DEATHStr is designed to buy NFTs and list them 20% lower, with the intent of cratering NFT floors to the benefit of DEATHStr itself (proceeds are used to buy and burn the token).
However, there's no delay or other mechanic to prevent a pure arb - anybody that holds a Moonbird could effectively harvest 20% of the contract's fees at any time.
The function above is enough for any Moonbird holder to atomically and risk-free take 20% of DEATHSTR's available fees.
In order, it:
- Determines available fees
- generates a Seaport listing for that amount
- tells DEATHSTR to buy that listing
- Reads the price DEATHSTR listed the NFT at (should be a 20% discount)
- Buys the NFT back
The user ends up with the same NFT they started with, + some fresh ETH. This could be run as long as currentFees() * 0.2 came out to more than the gas to execute.

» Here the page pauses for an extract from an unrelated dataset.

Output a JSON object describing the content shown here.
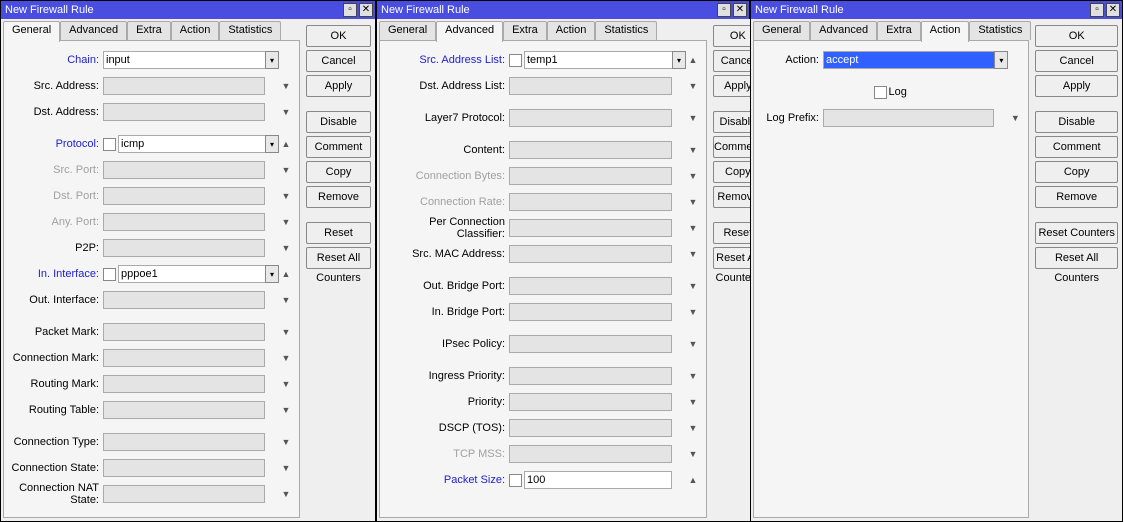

Suggested fix: implement a one block delay before an NFT can be purchased back from DEATHSTR. This removes atomicity and makes it so that any NFT sold to the protocol has a fair shot at being bought by anybody in the world, so selling for anywhere under floor is suddenly a risk, and even probably a guaranteed loss for the user.
For now, the team has simply added access control to buyTargetNFT, so only approved addresses can trigger purchases. This is fine short term but would love to see a more open solution in the long term.